Tuesday, March 24, 2015

New IMA Fraud & Worse

Industrial Medicine Associates (“IMA”) has a contract to perform consultative examinations (“CE”s) for Social Security Disability (“SSD”) claimants. The IMA CE’s engages in numerous questionable activities, including its fraudulent releases, violating the law by failing to notify attorneys of CEs, fraudulently claiming that CE are needed when they are not, and making fraudulent findings. Searching my blog will reveal countless additional examples of IMA misconduct. 

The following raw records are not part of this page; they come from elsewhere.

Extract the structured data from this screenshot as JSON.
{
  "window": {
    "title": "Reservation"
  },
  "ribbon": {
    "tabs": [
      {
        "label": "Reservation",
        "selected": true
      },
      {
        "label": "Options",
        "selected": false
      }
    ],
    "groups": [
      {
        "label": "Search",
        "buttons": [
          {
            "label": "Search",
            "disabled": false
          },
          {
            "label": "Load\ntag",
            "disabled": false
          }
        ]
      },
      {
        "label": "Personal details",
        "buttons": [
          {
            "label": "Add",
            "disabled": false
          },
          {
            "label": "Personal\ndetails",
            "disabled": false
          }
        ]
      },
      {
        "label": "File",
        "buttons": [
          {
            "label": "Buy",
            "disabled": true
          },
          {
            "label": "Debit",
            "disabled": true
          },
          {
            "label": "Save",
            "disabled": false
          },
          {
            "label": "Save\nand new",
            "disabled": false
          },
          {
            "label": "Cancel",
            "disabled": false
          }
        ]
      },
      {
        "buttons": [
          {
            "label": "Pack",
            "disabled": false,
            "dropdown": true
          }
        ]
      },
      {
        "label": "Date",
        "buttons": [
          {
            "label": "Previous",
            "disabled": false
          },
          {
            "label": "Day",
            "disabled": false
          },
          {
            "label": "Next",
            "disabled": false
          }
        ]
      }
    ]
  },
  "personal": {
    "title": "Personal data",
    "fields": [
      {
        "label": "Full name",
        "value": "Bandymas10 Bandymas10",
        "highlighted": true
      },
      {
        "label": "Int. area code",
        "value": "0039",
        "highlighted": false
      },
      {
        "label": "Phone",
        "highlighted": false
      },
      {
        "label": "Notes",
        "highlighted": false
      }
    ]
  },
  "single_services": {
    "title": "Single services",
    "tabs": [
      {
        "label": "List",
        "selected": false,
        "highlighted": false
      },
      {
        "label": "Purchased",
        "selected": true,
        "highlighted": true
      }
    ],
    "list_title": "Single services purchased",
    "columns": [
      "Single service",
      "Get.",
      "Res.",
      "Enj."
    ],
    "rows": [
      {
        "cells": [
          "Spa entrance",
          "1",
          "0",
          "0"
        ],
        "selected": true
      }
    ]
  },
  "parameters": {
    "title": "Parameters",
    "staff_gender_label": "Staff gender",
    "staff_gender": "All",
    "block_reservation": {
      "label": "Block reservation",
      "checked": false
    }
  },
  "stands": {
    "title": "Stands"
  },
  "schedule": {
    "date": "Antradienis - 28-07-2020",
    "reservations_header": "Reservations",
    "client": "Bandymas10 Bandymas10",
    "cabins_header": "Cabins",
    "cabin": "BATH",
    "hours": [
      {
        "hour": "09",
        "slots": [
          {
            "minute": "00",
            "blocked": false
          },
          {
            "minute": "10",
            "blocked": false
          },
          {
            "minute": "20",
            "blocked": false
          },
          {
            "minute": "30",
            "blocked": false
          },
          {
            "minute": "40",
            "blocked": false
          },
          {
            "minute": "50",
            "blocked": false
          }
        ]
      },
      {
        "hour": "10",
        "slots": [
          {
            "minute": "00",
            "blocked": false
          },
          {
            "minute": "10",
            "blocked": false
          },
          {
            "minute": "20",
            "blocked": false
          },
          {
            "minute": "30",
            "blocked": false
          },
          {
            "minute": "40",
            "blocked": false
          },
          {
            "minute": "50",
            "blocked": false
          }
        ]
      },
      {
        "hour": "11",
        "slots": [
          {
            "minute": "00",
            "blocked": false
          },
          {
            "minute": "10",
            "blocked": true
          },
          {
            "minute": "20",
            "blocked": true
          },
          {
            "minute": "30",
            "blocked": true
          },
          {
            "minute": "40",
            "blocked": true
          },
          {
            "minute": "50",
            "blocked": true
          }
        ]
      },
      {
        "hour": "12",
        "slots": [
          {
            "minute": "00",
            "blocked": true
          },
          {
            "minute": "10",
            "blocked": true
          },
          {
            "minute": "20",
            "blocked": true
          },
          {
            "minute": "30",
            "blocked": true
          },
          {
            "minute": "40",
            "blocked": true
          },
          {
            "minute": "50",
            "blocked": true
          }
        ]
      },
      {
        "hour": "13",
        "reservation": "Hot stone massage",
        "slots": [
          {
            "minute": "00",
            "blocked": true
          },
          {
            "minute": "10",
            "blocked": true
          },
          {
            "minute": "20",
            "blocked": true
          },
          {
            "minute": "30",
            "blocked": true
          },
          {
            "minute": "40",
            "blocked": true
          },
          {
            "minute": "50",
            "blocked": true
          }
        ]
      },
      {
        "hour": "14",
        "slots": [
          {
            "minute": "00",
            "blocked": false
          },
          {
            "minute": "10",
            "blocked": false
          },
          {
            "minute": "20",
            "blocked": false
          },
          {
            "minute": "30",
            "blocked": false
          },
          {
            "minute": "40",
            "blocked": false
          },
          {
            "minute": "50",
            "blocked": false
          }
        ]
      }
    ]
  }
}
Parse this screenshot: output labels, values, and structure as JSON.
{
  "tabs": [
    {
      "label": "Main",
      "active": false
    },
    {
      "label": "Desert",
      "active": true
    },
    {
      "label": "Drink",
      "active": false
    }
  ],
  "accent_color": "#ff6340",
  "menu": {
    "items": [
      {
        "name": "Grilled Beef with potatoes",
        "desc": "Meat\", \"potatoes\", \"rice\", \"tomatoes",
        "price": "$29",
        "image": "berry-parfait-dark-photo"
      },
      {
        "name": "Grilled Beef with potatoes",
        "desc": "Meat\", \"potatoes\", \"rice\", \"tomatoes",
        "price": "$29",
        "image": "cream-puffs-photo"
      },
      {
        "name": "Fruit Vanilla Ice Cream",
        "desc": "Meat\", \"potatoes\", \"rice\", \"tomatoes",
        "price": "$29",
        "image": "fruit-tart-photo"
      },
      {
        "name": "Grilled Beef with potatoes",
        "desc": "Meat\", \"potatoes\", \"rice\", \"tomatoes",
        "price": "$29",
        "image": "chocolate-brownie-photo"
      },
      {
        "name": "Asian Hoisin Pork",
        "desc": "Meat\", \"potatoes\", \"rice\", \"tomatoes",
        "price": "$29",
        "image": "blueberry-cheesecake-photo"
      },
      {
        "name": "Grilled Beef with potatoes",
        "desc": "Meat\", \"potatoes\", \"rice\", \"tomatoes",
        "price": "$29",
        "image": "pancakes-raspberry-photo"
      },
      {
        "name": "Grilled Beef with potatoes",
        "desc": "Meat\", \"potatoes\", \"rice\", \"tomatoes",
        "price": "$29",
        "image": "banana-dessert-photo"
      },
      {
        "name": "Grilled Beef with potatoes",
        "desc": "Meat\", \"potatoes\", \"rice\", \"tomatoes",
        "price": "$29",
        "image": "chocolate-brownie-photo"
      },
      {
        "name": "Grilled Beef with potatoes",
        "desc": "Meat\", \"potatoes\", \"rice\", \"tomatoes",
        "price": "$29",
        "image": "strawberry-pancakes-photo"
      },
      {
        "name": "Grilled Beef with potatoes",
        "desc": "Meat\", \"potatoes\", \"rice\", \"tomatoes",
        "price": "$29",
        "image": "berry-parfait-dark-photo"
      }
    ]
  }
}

As stated in my blog entry from October 5, 2012, because of IMA’s dishonesty, I advise my clients to videotape CEs by IMA: 

“There is no rule, regulation, statute, guideline, or case law that precludes an SSD claimant from recording his or her CE. There have been countless times where IMA doctors have been banned from performing CE’s, or their opinions have been rejected, after substantial evidence or cross examinations showed they falsified CE findings. If IMA doctors perform CEs in accordance with the regulations, then they should have nothing to hide, and should have no problem with the videotaping. Videotaping an IMA CE is consistent with the SSA recording experts and witnesses at hearings. IMA has a protracted history of acting improperly. Read some of my prior entries on this topic: 11/22/10, 6/6/12, 5/17/12, 10/5/11, 6/29/12, 6/16/12,3/8/10, 8/31/12, 8/11/08, 4/21/10, 6/4/12, 9/8/10, 8/16/12. IMA has a contract with New York State to perform CEs, for which it gets paid a ton of taxpayer money. Medical Experts at hearings are videotaped, and IMA has no excuse or legal authority to justify its refusal to have its doctors videotaped while performing a CE ordered and paid for by New York State. Perhaps if IMA refuses to perform a large number of CEs when claimants try to videotape them, the State will terminate or refuse to renew its contract with IMA” 

I previously pointed out that the Workers’ Compensation law specifies that a claimant has the “right to video tape or otherwise record” an examination. IMA does workers comp exams just as they do CEs. IMA told one of my clients yesterday that they could not record the CE, and pointed to a new sign that says, “To maintain client confidentiality, video and/or audio recording is absolutely prohibited anywhere in this facility.” In small print below, the sign adds, “This policy does not apply to Workers Compensations exams.” 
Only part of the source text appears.